Authorities confirm detention of Wan Yanhai

New York, September 5, 2002–The Committee to Protect Journalists (CPJ) confirmed today the detention of Web publisher and AIDS activist Wan Yanhai. Wan had been missing since August 24.

Public security agents informed Wan’s colleagues in Beijing that they are holding him on suspicion of “leaking state secrets,” according to Wan’s wife, Su Zhaosheng, who is currently studying in Los Angeles. He has not been formally charged, and authorities have not informed Wan’s friends or family where he is being held.

“Wan’s reporting on AIDS has exposed a major public health crisis that has severe implications for the entire world,” said CPJ executive director Ann Cooper. “The government should welcome Wan’s work instead of treating him like a criminal.”
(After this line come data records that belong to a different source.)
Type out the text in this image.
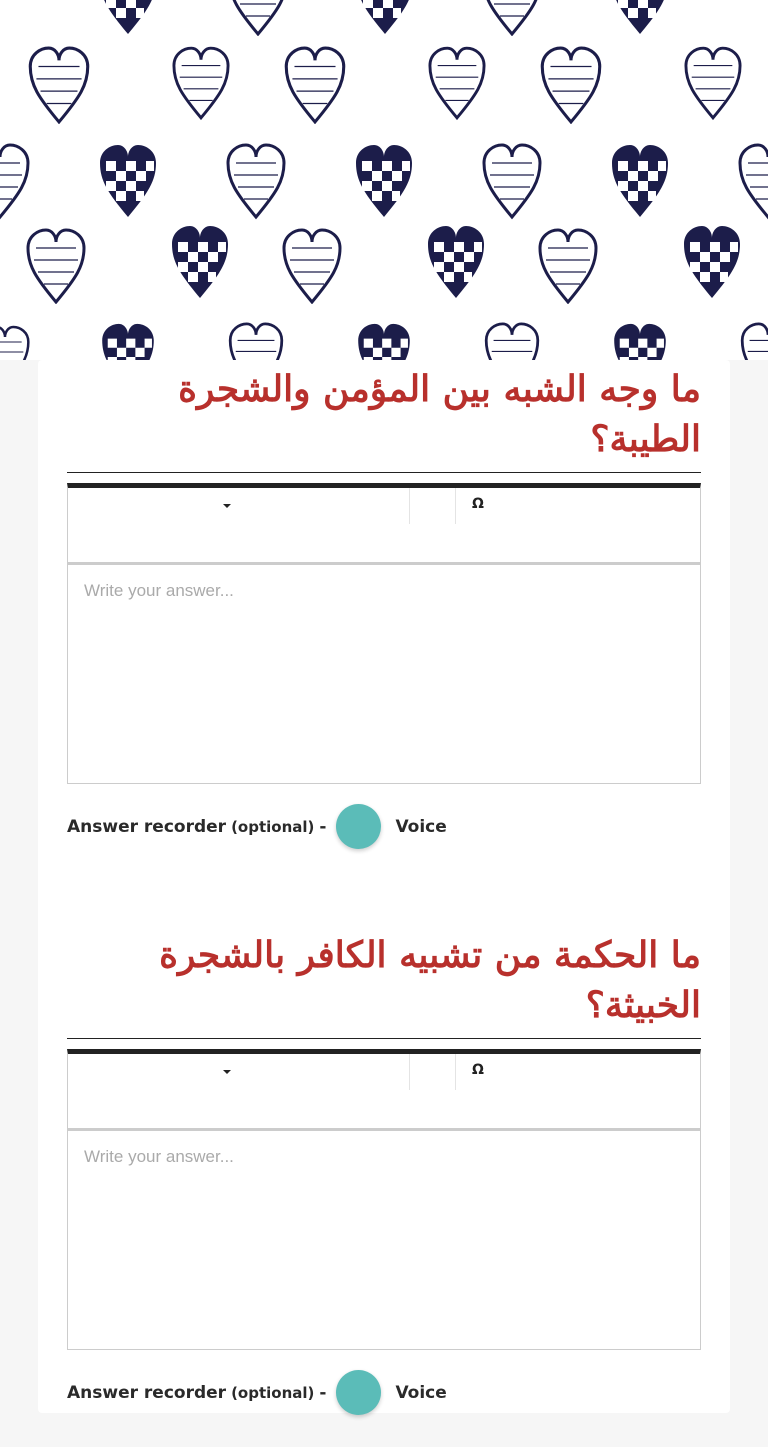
ما وجه الشبه بين المؤمن والشجرة الطيبة؟
Ω
Write your answer...
Answer recorder (optional) -	Voice
ما الحكمة من تشبيه الكافر بالشجرة الخبيثة؟
Ω
Write your answer...
Answer recorder (optional) -	Voice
Wan, a former employee of the Ministry of Health, started the AIDS Action Project in 1994 to raise awareness about HIV/AIDS in China and support the rights of AIDS patients. Notably, his reporting for the project’s Web site has exposed an AIDS epidemic in Henan Province, where huge numbers of peasants were infected with the virus after selling their blood at government-supported clinics. The United Nations has predicted that 10 million people in China could be infected with HIV during the next eight years.

In July 2002, Beijing authorities closed down the offices of the AIDS Action Project. Since then, several of Wan’s employees have been called in for questioning. The Web site (www.aizhi.org), which is hosted on a server outside China, is still accessible.

Reporting on AIDS is strictly censored in the Chinese press, and Chinese and foreign journalists who investigate the topic have faced harassment or detention. Because of this, Wan Yanhai’s Web site has become one of the only independent sources of information on the epidemic in China.

Wan has also been an outspoken opponent of new Internet regulations, enacted August 1, which require publishers of all China-based Web sites to register with the government and censor their content or risk being shut down. In late July, Wan and 17 others initiated a “Declaration of Internet Citizens’ Rights,” which called for freedom of expression, association, and information on the Internet.